Thesis - Open Access

Degree Name

Bachelor of Arts

Department

English

Keywords

Daniel Deronda, Middlemarch, Price and Prejudice, Narrative, Eliot, Jewish, English, Judaic

Abstract

Readers of Daniel Deronda have long noted the tension in the novel between the so-called "Jewish" and "English" halves, and understandably so. Not only are the lives of Gwendolen's carefully drawn psychological portrait contrasts strongly with the air of myth and prophecy in Deronda's discovery of his heritage and destiny. Critics, following Leavis in The Great Tradition, have considered Deronda's story vastly inferior to Gwendolen's, an unbelievable moral fairy-tale peopled with flat characters. But if we consider the novel, ans the Deronda story especially, as constructed with an awareness of a characteristically Judaic narrative style we can see both as resonant with each other, if not fully unified. Eliot's effort to incorporate new ideas into the novel by means of the "Jewish" plot may not be an entirely successful one perhaps, but it is wrong to suggest as some do that Deronda's story is unnecessary and unlikely dead weight because it is not marked by the same kind psychological style as Gwendolen's.

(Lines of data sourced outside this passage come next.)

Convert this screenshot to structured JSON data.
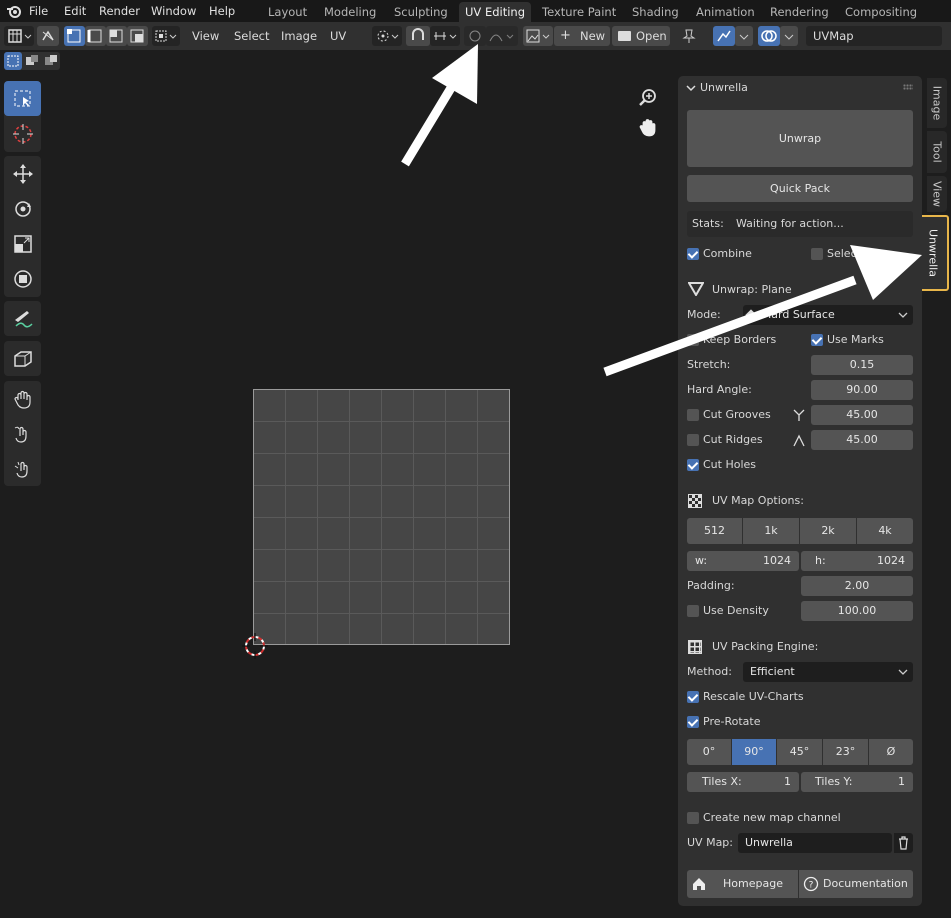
{
  "menubar": {
    "items": [
      "File",
      "Edit",
      "Render",
      "Window",
      "Help"
    ],
    "workspaces": [
      "Layout",
      "Modeling",
      "Sculpting",
      "UV Editing",
      "Texture Paint",
      "Shading",
      "Animation",
      "Rendering",
      "Compositing"
    ],
    "active_workspace": "UV Editing"
  },
  "header": {
    "menus": [
      "View",
      "Select",
      "Image",
      "UV"
    ],
    "new_label": "New",
    "open_label": "Open",
    "uvmap_value": "UVMap"
  },
  "sidebar": {
    "panel_title": "Unwrella",
    "unwrap_label": "Unwrap",
    "quick_pack_label": "Quick Pack",
    "stats_label": "Stats:",
    "stats_value": "Waiting for action...",
    "combine_label": "Combine",
    "selection_label": "Selection",
    "unwrap_heading": "Unwrap: Plane",
    "mode_label": "Mode:",
    "mode_value": "Hard Surface",
    "keep_borders_label": "Keep Borders",
    "use_marks_label": "Use Marks",
    "stretch_label": "Stretch:",
    "stretch_value": "0.15",
    "hard_angle_label": "Hard Angle:",
    "hard_angle_value": "90.00",
    "cut_grooves_label": "Cut Grooves",
    "cut_grooves_value": "45.00",
    "cut_ridges_label": "Cut Ridges",
    "cut_ridges_value": "45.00",
    "cut_holes_label": "Cut Holes",
    "uv_map_options_heading": "UV Map Options:",
    "resolutions": [
      "512",
      "1k",
      "2k",
      "4k"
    ],
    "w_label": "w:",
    "w_value": "1024",
    "h_label": "h:",
    "h_value": "1024",
    "padding_label": "Padding:",
    "padding_value": "2.00",
    "use_density_label": "Use Density",
    "density_value": "100.00",
    "packing_heading": "UV Packing Engine:",
    "method_label": "Method:",
    "method_value": "Efficient",
    "rescale_label": "Rescale UV-Charts",
    "prerotate_label": "Pre-Rotate",
    "rotations": [
      "0°",
      "90°",
      "45°",
      "23°",
      "Ø"
    ],
    "active_rotation": "90°",
    "tiles_x_label": "Tiles X:",
    "tiles_x_value": "1",
    "tiles_y_label": "Tiles Y:",
    "tiles_y_value": "1",
    "create_channel_label": "Create new map channel",
    "uvmap_label": "UV Map:",
    "uvmap_value": "Unwrella",
    "homepage_label": "Homepage",
    "documentation_label": "Documentation"
  },
  "vertical_tabs": [
    "Image",
    "Tool",
    "View",
    "Unwrella"
  ],
  "colors": {
    "accent": "#4772b3",
    "highlight": "#e8b64a",
    "panel": "#303030",
    "field": "#545454"
  }
}
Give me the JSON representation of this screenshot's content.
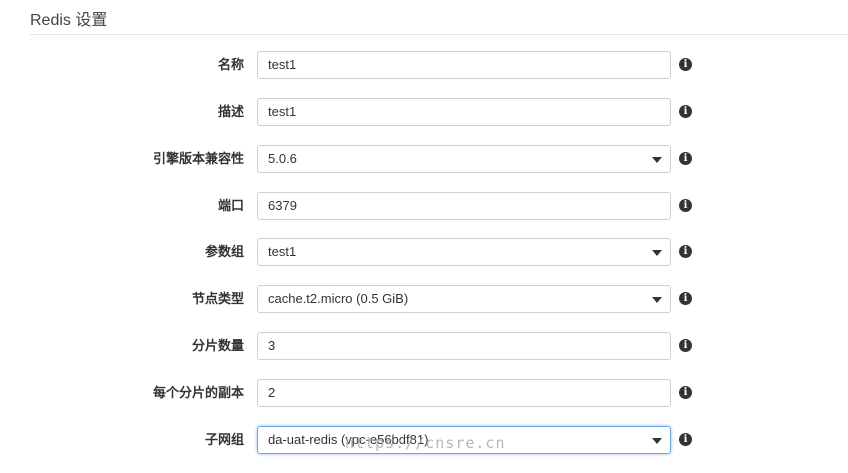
{
  "section": {
    "title": "Redis 设置"
  },
  "fields": [
    {
      "label": "名称",
      "value": "test1",
      "kind": "text"
    },
    {
      "label": "描述",
      "value": "test1",
      "kind": "text"
    },
    {
      "label": "引擎版本兼容性",
      "value": "5.0.6",
      "kind": "select"
    },
    {
      "label": "端口",
      "value": "6379",
      "kind": "text"
    },
    {
      "label": "参数组",
      "value": "test1",
      "kind": "select"
    },
    {
      "label": "节点类型",
      "value": "cache.t2.micro (0.5 GiB)",
      "kind": "select"
    },
    {
      "label": "分片数量",
      "value": "3",
      "kind": "text"
    },
    {
      "label": "每个分片的副本",
      "value": "2",
      "kind": "text"
    },
    {
      "label": "子网组",
      "value": "da-uat-redis (vpc-e56bdf81)",
      "kind": "select"
    }
  ],
  "icons": {
    "info": "info-icon",
    "dropdown": "chevron-down-icon"
  },
  "colors": {
    "focus_border": "#6aa5e8",
    "field_border": "#cfcfcf",
    "divider": "#e3e3e3"
  },
  "watermark": "https://cnsre.cn"
}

Instead the key to seeing the two as less disjointed than some have thought is to recognize that in order to write about the search for a new life and a better world, Eliot is experimenting with a new fictive mode, based on an entirely different tradition of narrative, one better suited to her Judaic theme. It is unrewarding to judge Daniel Deronda with a set of standards drawn almost entirely from Pride and Prejudice, or even from Middlemarch. By examining in that ways the novel is rooted in the unique narrative world of the Jew, we will find that truth in Daniel Deronda is the province of the imagination, and that the system of moral imperatives Eliot constructs is intimately wound with the fictive vision that many have found unpalatable. This style of active vision, that is times appears to draw events along in resonance with it, is the key to a new perspective on the widely perceived disjunction between the two plots, and since an understanding of it tends to redefine for the reader what in the novel is truly real, it may help to counter charges of woodenness of character and unlikeliness of plot in Deronda's story.